Wicahpe ‘Chops’ Milk Gets 30 Years for Meth Trafficking

Wicahpe “Chops” Milk, 38, of Wanblee, South Dakota, is headed to federal prison for 30 years after being convicted of running a sprawling methamphetamine trafficking ring that poisoned communities across western South Dakota. Milk was sentenced on November 12, 2021, by District Court Judge Karen E. Schreier, marking the end of a years-long federal case built on mountains of evidence and testimony from those caught in Milk’s criminal web.

Milk was found guilty at the close of a jury trial held from June 28 to July 2, 2021, on three brutal counts: Conspiracy to Distribute a Controlled Substance, Possession of a Firearm by a Prohibited Person, and Obstruction of Justice. The charges stem from a drug pipeline Milk operated beginning in January 2015, when he began sourcing methamphetamine in California and hauling it back to South Dakota for distribution. He didn’t work alone—he recruited at least 15 others to move and sell the poison, turning entire towns into open-air drug markets.

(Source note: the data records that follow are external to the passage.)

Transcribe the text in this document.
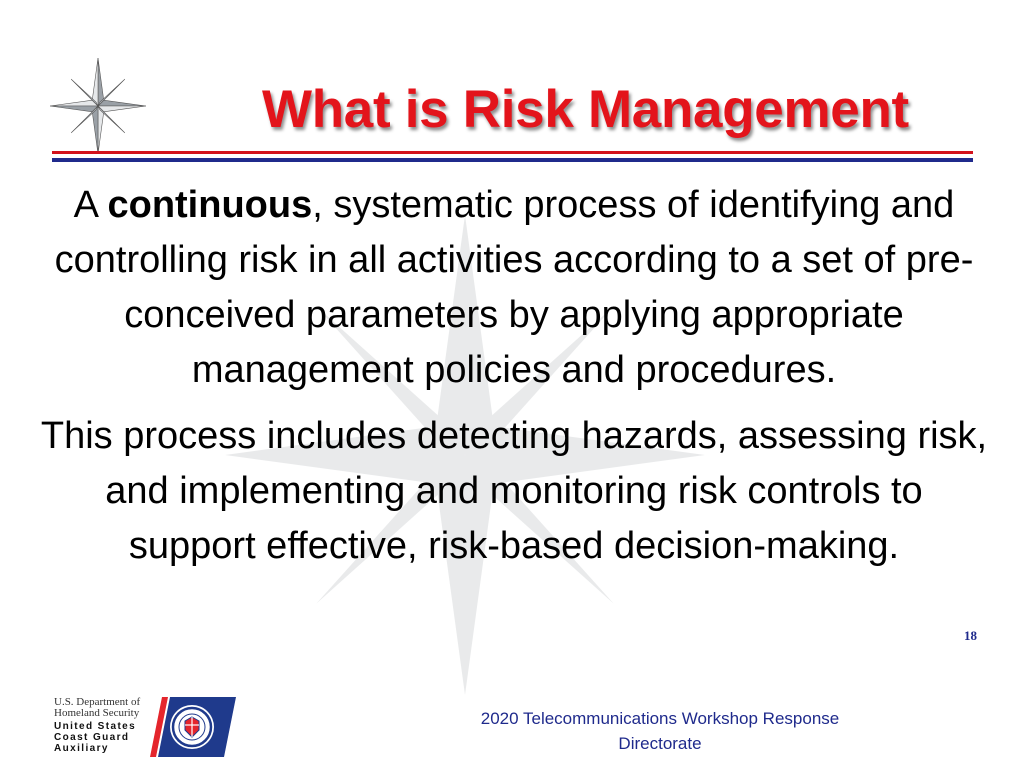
What is Risk Management

A continuous, systematic process of identifying and controlling risk in all activities according to a set of pre-conceived parameters by applying appropriate management policies and procedures.

This process includes detecting hazards, assessing risk, and implementing and monitoring risk controls to support effective, risk-based decision-making.

18
2020 Telecommunications Workshop Response
Directorate
U.S. Department of
Homeland Security
United States
Coast Guard
Auxiliary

The list of affected communities reads like a map of desperation: Rapid City, Wanblee, Pine Ridge, Kyle, Mission, Box Elder, Martin, and Allen. These are tight-knit towns, many on or near tribal lands, already strained by poverty and addiction. Milk exploited that vulnerability, flooding them with meth while lining his pockets and tightening his grip. His operation wasn’t subtle—it was brazen, violent, and sustained, leaving wreckage in its wake.

The house of cards began to collapse in August 2016, when Milk was a passenger in a vehicle stopped by Pennington County Sheriff’s Office deputies. He didn’t wait for questions—he ran. A short foot chase ended with his arrest. Inside the car: methamphetamine and a firearm. Because Milk had a prior felony conviction, the gun alone was a federal crime. But the feds weren’t just chasing guns and drugs—they were building a conspiracy case, and Milk handed them the blueprint.

From jail, Milk tried to dismantle the case from the inside. He wrote letters to witnesses—not appeals for help, but threats, promises, and outright coercion aimed at killing their testimony. That effort backfired spectacularly, adding an obstruction of justice conviction to his growing list of crimes. The letters became evidence of his control, his reach, and his refusal to accept accountability.

This case was investigated by a coalition of law enforcement agencies under the Badlands Safe Trails Drug Enforcement Task Force, including the FBI, South Dakota Division of Criminal Investigation, Bureau of Indian Affairs, Martin Police Department, and Oglala Sioux Tribe Department of Public Safety. Assistant U.S. Attorney Kathryn N. Rich prosecuted. Milk was handed over immediately to the U.S. Marshals Service. He now faces 30 years behind bars, followed by five years of supervised release, and a $300 special assessment to the Federal Crime Victims Fund. The sentence is a gut punch to the streets—and a warning to others running similar operations.